TurtleSoft code can change like this because everything inside the database has a version number. Old data and new data live together peacefully inside a company file. More about that in the next post.

Dennis Kolva
Programming Director
TurtleSoft.com

Strings #2 (Jan 20)

The CTextString update is almost complete. Everything runs properly with the new text strings (so far). Some of the changed code is still untested, but that will shake out along with our regular app testing. We added break points to possible problem areas, so it will jump into the debugger automatically the first time we use them.

Besides making the class more reliable, the update was a chance to remove obsolete code. No sense in rewriting stuff that is no longer needed.

One thing that went is Pascal strings. They were the standard way to handle text in 68K Macs. 32-bit Mac OS X still used them for a few things. Pascal is totally gone from 64-bit OS versions. Now it’s totally gone from our code too. A bit less clutter.
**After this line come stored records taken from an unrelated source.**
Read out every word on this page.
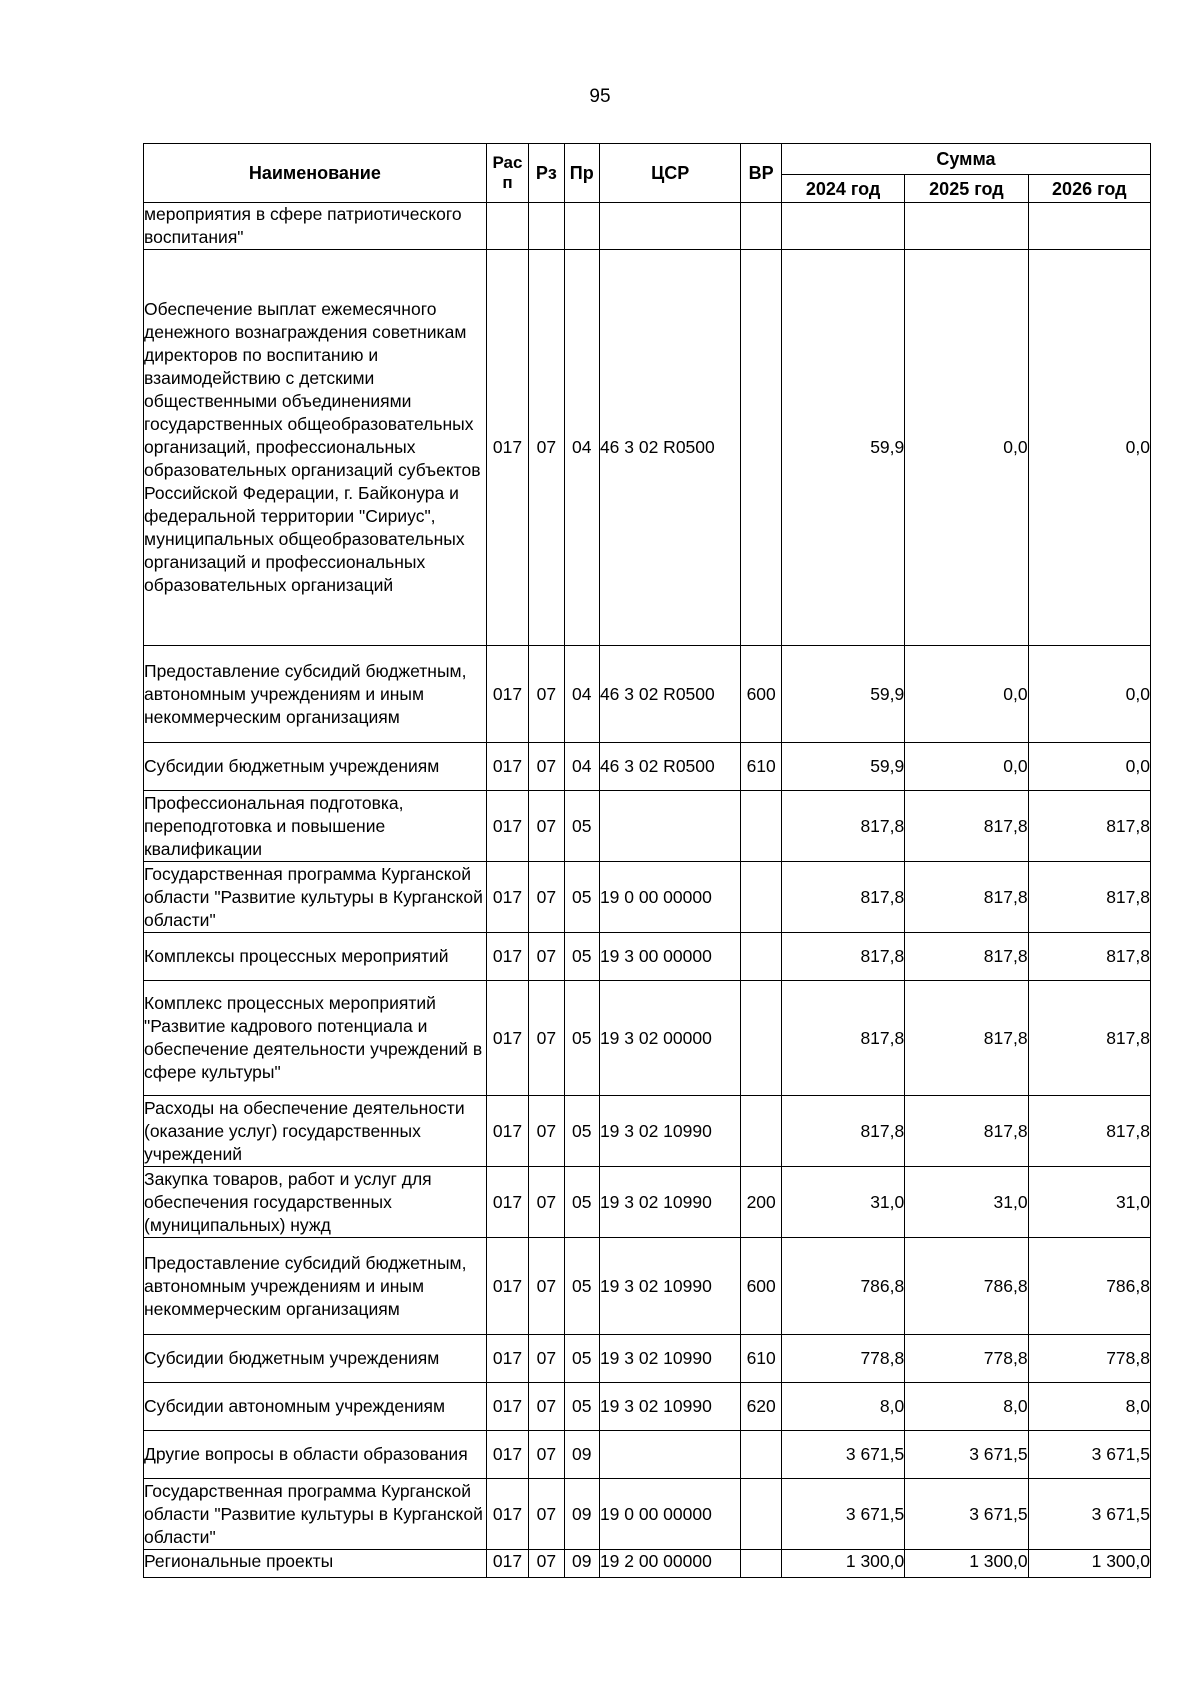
95
Наименование	Рас п	Рз	Пр	ЦСР	ВР	Сумма		
						2024 год	2025 год	2026 год
мероприятия в сфере патриотического воспитания"								
Обеспечение выплат ежемесячного денежного вознаграждения советникам директоров по воспитанию и взаимодействию с детскими общественными объединениями государственных общеобразовательных организаций, профессиональных образовательных организаций субъектов Российской Федерации, г. Байконура и федеральной территории "Сириус", муниципальных общеобразовательных организаций и профессиональных образовательных организаций	017	07	04	46 3 02 R0500		59,9	0,0	0,0
Предоставление субсидий бюджетным, автономным учреждениям и иным некоммерческим организациям	017	07	04	46 3 02 R0500	600	59,9	0,0	0,0
Субсидии бюджетным учреждениям	017	07	04	46 3 02 R0500	610	59,9	0,0	0,0
Профессиональная подготовка, переподготовка и повышение квалификации	017	07	05			817,8	817,8	817,8
Государственная программа Курганской области "Развитие культуры в Курганской области"	017	07	05	19 0 00 00000		817,8	817,8	817,8
Комплексы процессных мероприятий	017	07	05	19 3 00 00000		817,8	817,8	817,8
Комплекс процессных мероприятий "Развитие кадрового потенциала и обеспечение деятельности учреждений в сфере культуры"	017	07	05	19 3 02 00000		817,8	817,8	817,8
Расходы на обеспечение деятельности (оказание услуг) государственных учреждений	017	07	05	19 3 02 10990		817,8	817,8	817,8
Закупка товаров, работ и услуг для обеспечения государственных (муниципальных) нужд	017	07	05	19 3 02 10990	200	31,0	31,0	31,0
Предоставление субсидий бюджетным, автономным учреждениям и иным некоммерческим организациям	017	07	05	19 3 02 10990	600	786,8	786,8	786,8
Субсидии бюджетным учреждениям	017	07	05	19 3 02 10990	610	778,8	778,8	778,8
Субсидии автономным учреждениям	017	07	05	19 3 02 10990	620	8,0	8,0	8,0
Другие вопросы в области образования	017	07	09			3 671,5	3 671,5	3 671,5
Государственная программа Курганской области "Развитие культуры в Курганской области"	017	07	09	19 0 00 00000		3 671,5	3 671,5	3 671,5
Региональные проекты	017	07	09	19 2 00 00000		1 300,0	1 300,0	1 300,0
We also decided to toss the complex code that converts text to money. Instead, we will rewrite CMoney to make its data storage simpler, better and faster. It’s a change that has been on our to-do list for years, and this is the perfect time to do it. More about CMoney in the next post.

We also cleared out some Microsoft-specific code that handled their many text formats. It’s left over from we tried using MFC to build a Windows version (and ultimately failed). Their string classes drove us nuts. There was BSTR, CString, CStringA, CStringT, CStringW, LPSTR, LPCSTR, LPCTSTR, LPWSTR, LPCWSTR and LPCTSTR. I probably missed a few. Use the wrong one or convert improperly, and the app crashed.

Clearing out that obsolete string cruft was a reminder that TurtleSoft dodged a bullet by procrastinating on the text upgrade.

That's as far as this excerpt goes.